Horton guessed he’d read between the lines. He’d considered child abuse and the threat of being exposed could have driven Spalding to suicide.
Deacon glanced at his watch. Horton took the hint. Full medical records would be sent over to the pathologist anyway. And Deacon would probably be called to give evidence at the inquest.
Horton returned to the station mulling over what he’d learnt. He still wasn’t sure if they were looking at suicide or an accidental death caused by a sudden illness. It didn’t appear to be homicide and yet Horton still felt uneasy. The sooner he had the preliminary results from the autopsy the better. He found both Cantelli and Walters in CID and gave them an update after dumping his gear in his office and trying not to look at his desk.

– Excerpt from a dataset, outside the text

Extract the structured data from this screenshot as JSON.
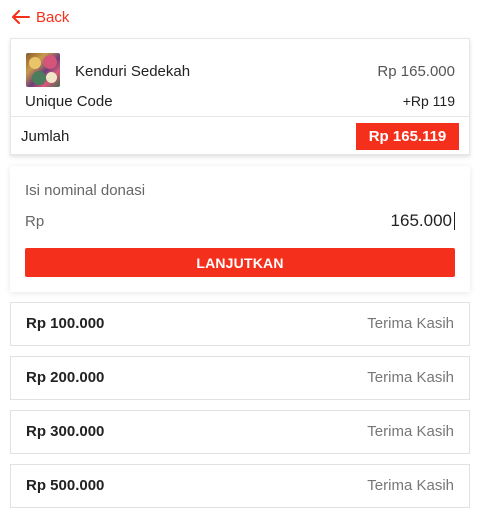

‘Dr Sandra Menchip isn’t back from her holiday until later today but I managed to speak to a couple of people at the university who knew Dr Spalding,’ Cantelli said. ‘Suicide seems to be out of the question as far as they’re concerned. And by all accounts he seemed in good health. I left a message on Dr Menchip’s answer machine to contact me as soon as possible.’
‘See if you can track down this long-legged black beauty that Spalding seemed to know.’
‘Sounds promising.’
‘You’re a married man,’ Horton replied, knowing that Cantelli would never be tempted away from the voluptuous Charlotte. He gave Cantelli the list of names and addresses that Gideon had provided. ‘She works for the caterers.’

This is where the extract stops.